Esther esteve à frente do trabalho que se iniciou em 2009, a partir da publicação pela FAPESP de um edital de digitalização, preservação e organização de arquivos. As fitas VHS da teledramaturgia da Tupi estavam na sede da Cinemateca Brasileira, em São Paulo, depois de um périplo por vários órgãos públicos, à espera de condições técnicas adequadas à sua preservação. O projeto terminou com a digitalização das 100 horas de material previstas no projeto, mas ainda há cerca de 3 mil aguardando tratamento nos arquivos da Cinemateca. O que havia de Beto Rockfeller, no entanto, já está resguardado.

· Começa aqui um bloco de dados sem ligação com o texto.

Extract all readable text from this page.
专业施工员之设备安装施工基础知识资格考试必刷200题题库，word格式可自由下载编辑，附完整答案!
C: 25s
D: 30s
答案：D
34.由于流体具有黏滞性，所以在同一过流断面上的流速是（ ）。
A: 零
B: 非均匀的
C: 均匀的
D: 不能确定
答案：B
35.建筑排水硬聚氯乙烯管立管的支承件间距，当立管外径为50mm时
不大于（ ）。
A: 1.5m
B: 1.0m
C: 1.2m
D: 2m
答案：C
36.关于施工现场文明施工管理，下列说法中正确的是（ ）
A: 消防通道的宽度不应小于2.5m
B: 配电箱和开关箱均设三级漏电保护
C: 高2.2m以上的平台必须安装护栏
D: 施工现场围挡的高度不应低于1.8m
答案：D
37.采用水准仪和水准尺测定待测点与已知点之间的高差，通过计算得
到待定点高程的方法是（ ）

Acervo UH/Folhapress Plínio Marcos, parceiro da personagem de Luis Gustavo, do teatro maldito para as telas da TV TupiAcervo UH/Folhapress

“O trabalho foi muito mais demorado do que a gente esperava”, diz Esther. A recuperação dos arquivos dependeu da aquisição de uma ilha de edição Quadruplex, o primeiro formato de vídeo usado pela televisão, criado em 1956. Anteriormente, os telejornais da TV Tupi, gravados em película, já haviam sido digitalizados por meio de outro projeto, parceria da Cinemateca com o Ministério da Justiça. Tanto os arquivos de telenovelas quanto os de jornalismo estão disponíveis no Banco de Conteúdos Culturais, site da Cinemateca Brasileira.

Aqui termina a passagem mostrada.